Ama vatandaş maskeye bir türlü alışamadı. Maskeli balo gibi sözler, duraklamaya sebep oldu. Renkli maskeleri takanlara, Mezdeke Grubu'na benziyorsunuz, diye takılmaya başlandı. Maskeyi burnun üstüne kadar çekmedikçe yeterli olmayacağı söylenince yerel ifadeyle "yaşmak" takan kadınlara benzetilme yaygınlaştı. Hatta birisi bana "Ne o öyle karşında namahrem mi var da yaşmağını yukarı doğru çekmişsin" diye takıldı. Ben de ona "Kusura bakma, seni namahrem sandım" diye cevap vermiştim.
Temizlik, mesafe ve maske; elbetteki bu virüse karşı alınabilecek en önemli tedbirler. Ancak toplumun bir kısmı bu kurallara uyar, diğerleri uymazsa salgın hastalığın yayılma hızı düşmez. Aksine yukarı doğru seyreder.
Çocukluğumda çok duyardım; büyüklerimiz "Ya rabbi, görünür görünmez kazadan beladan sen koru" diye dua ederlerdi. Görünmez kazayı anlayabiliyorduk da görünmez beladan ne kastedildiğini bir türlü anlayamıyorduk. Koronavirüs ile bunu da anlamış olduk. Bu öyle bir bela ki, gören yok. Çok güçlü mikroskoplarla bile zor tespit edilebiliyor.

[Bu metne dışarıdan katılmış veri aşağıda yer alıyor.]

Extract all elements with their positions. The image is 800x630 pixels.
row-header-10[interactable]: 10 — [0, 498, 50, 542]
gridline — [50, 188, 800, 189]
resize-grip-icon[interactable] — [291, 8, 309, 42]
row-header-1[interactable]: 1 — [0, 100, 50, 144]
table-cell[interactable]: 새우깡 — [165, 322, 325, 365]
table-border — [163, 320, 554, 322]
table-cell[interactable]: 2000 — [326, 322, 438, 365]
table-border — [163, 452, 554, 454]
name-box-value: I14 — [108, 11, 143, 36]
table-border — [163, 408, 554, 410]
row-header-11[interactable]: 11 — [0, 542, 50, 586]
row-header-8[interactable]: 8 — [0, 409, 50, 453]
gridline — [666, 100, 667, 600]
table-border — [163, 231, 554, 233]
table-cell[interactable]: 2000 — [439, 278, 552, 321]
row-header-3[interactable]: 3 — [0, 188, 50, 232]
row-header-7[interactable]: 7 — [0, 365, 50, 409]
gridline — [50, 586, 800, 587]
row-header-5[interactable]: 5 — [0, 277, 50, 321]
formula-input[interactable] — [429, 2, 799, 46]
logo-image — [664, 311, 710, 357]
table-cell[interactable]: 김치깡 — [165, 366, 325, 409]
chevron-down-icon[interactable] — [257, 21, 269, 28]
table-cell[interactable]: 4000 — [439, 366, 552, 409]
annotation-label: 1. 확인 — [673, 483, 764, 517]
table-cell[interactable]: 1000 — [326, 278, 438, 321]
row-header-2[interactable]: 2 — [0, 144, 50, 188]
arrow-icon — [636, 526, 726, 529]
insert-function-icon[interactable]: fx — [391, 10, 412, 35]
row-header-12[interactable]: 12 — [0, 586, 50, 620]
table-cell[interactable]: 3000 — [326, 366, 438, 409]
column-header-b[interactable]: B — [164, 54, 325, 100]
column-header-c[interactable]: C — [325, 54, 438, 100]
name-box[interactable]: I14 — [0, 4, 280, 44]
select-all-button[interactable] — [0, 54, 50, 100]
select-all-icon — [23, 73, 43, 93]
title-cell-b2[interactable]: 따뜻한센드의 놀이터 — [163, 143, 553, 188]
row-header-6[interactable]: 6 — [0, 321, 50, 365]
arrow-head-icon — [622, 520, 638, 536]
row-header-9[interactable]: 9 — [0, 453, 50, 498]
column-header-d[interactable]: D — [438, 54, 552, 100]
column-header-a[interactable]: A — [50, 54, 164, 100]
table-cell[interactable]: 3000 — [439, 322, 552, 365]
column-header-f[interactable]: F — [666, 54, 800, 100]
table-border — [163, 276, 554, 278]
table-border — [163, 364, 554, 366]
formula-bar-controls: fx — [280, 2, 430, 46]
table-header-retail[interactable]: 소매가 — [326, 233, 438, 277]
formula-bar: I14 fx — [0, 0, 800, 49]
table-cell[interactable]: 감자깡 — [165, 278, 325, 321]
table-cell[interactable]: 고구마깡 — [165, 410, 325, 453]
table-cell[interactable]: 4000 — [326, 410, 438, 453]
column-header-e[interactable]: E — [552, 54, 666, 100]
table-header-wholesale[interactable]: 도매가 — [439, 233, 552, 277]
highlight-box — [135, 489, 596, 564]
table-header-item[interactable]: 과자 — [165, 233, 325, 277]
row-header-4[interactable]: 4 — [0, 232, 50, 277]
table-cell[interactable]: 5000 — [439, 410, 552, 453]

Konuşurken ağzımızdan çıkan damlacıklarla karşımızdakine yayılabilir, bulaşabiliyor. Virüslü bir kişinin bulunduğu ortamda onlarca insana bulaşabildiği söyleniyor. Büyüklerimizin görünmez beladan korunmak için yalvarışları, boş yere değilmiş. Biz, sadece sözlü dua ile yetinmeyip bu üç kuralı uygulayarak fiili duamızı da yapmayı ihmal etmemeliyiz.